Alle zehn Jahre läuft er in der Europäischen Union: Im Mai 2022 findet auch in Deutschland der Zensus statt – eine weitreichende Volksbefragung, mit der Bevölkerungs- und Wohnungsdaten gewonnen werden. Dabei kommen ehrenamtliche Interviewerinnen und Interviewer zum Einsatz, die für die Erhebungsstelle ausgewählte Haushalte im Kreis Coesfeld befragen sollen.

Sie werden am Dienstag (19. April 2022) im Großen Sitzungssaal im Kreishaus letztmalig für diese Aufgabe geschult. Eine spezielle Schulung wird es noch am 21. April 2022 im Kleinen Sitzungssaal für die so genannten Sonderbereiche wie Gemeinschaftsunterkünfte oder Wohnheime geben. Und genau diese autorisierten Menschen – und nur sie – werden die Haushalte aufsuchen. Die Erhebungsstelle warnt vor Betrügern, die sich als Beauftragte ausgeben.

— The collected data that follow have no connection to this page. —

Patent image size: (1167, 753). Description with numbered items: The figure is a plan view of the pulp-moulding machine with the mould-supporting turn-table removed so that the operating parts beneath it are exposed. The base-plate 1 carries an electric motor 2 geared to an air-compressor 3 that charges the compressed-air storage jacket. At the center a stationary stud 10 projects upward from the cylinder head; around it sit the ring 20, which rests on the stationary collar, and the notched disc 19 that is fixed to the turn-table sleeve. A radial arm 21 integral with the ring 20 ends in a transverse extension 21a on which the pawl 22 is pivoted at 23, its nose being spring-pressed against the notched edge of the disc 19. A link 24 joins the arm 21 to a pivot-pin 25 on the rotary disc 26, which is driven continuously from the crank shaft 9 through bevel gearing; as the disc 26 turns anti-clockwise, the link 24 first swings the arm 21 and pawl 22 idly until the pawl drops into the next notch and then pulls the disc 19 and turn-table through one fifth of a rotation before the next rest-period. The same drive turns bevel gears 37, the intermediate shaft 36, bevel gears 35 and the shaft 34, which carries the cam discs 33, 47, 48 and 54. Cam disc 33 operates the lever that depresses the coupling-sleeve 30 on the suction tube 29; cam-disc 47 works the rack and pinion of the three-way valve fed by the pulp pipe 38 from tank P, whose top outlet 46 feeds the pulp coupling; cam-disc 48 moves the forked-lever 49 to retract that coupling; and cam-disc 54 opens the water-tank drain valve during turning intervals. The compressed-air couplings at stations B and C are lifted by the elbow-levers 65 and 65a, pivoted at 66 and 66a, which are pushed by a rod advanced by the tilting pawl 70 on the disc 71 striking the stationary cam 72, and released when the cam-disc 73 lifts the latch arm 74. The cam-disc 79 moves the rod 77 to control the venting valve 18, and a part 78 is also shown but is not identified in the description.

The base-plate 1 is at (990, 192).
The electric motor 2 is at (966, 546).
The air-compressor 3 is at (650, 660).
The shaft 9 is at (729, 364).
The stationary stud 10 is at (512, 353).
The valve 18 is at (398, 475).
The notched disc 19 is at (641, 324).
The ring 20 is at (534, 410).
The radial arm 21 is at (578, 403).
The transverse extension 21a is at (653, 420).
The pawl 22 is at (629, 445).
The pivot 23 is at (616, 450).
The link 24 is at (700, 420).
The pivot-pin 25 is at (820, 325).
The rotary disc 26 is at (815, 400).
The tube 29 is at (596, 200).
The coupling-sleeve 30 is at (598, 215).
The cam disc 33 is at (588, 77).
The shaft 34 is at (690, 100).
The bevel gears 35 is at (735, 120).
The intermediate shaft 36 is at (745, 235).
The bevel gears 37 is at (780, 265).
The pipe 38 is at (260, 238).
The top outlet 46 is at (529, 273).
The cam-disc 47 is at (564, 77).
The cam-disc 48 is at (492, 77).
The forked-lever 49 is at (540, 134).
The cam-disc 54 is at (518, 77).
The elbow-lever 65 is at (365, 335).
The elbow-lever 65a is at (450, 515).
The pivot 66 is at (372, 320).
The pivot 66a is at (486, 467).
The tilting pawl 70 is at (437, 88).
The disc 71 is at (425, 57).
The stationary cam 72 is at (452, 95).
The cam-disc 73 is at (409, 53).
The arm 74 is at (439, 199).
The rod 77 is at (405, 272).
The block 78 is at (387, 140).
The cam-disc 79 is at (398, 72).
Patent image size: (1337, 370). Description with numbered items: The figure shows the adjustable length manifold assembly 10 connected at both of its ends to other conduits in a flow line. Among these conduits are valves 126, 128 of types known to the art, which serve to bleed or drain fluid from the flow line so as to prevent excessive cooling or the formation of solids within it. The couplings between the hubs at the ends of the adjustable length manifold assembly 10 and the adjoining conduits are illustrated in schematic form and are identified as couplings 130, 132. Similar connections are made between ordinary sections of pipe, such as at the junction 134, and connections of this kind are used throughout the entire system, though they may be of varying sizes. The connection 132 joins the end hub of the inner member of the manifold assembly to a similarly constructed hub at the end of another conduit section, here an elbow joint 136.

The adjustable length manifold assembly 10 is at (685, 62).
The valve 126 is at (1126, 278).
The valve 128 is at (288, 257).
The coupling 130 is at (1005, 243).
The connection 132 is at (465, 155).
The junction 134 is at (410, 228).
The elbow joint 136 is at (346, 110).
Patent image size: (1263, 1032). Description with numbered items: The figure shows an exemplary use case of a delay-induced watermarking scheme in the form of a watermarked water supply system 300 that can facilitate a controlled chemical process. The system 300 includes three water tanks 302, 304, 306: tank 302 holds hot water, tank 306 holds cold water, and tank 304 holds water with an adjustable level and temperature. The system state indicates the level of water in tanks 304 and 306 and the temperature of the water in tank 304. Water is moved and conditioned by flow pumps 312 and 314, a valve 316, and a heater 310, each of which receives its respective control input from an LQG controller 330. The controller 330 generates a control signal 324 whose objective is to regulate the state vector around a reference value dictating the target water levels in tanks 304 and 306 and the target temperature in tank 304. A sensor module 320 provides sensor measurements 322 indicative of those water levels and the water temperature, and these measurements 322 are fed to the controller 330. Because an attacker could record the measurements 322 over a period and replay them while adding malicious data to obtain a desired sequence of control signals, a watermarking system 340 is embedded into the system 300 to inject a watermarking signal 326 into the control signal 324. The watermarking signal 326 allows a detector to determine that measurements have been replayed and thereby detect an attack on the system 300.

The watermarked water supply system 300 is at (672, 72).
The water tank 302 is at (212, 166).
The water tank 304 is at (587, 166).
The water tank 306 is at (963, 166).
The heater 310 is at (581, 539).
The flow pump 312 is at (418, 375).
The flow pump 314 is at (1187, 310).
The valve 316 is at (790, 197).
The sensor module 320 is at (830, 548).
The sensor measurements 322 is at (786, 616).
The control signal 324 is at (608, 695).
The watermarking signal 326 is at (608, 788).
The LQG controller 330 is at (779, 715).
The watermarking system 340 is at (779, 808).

Interviewer können sich ausweisen

„Interviewerinnen und Interviewer fragen niemals nach einer Bankverbindung, einer Pinnummer oder nach Wertgegenständen wie zum Beispiel Schmuck“, warnt Roland Pokern, Leiter der Erhebungsstelle beim Kreis Coesfeld. „Die ehrenamtlichen Erhebungsbeauftragten können sich stets mit einem Dienst- und ihrem Personalausweis ausweisen.“

Sie werden ab dem 1. Mai 2022 ihre zugewiesenen Bezirke erstmalig aufsuchen. Dabei soll jeweils die Adresse auf Richtigkeit geprüft und eine Terminankündigung für die zu befragenden Personen hinterlegt werden. Die eigentliche Erhebung, also die Befragung der an einer bestimmten Adresse wohnenden Personen, wird nach dem 15. Mai beginnen.

Direkte Erhebung von Grunddaten

Dabei werden laut einer Pressemitteilung des Kreises Coesfeld Grunddaten der Befragten direkt erhoben: Dazu zählen Vorname, Nachname, Geburtsdatum, Geschlecht, Staatsangehörigkeit, Familienstand und Wohnungsstatus (Erst- oder Zweitwohnsitz).

Die weiteren tiefergehenden Fragen, wo es um soziodemografische Daten geht – wie etwa Ausbildung, Schulbildung, ausgeübter Beruf, Arbeitsort und Branche – können von den Befragten über einen speziellen Zugangscode im Internet beantwortet werden. Diese Zugangscodes werden von den Interviewerinnen und Interviewern ausgehändigt.

Eine Befragung dauert laut Kreis Coesfeld im Normalfall zehn bis 15 Minuten. „Insgesamt werden rund 21.000 Personen an circa 7200 Anschriften im Kreis Coesfeld befragt“, berichtet Pokern.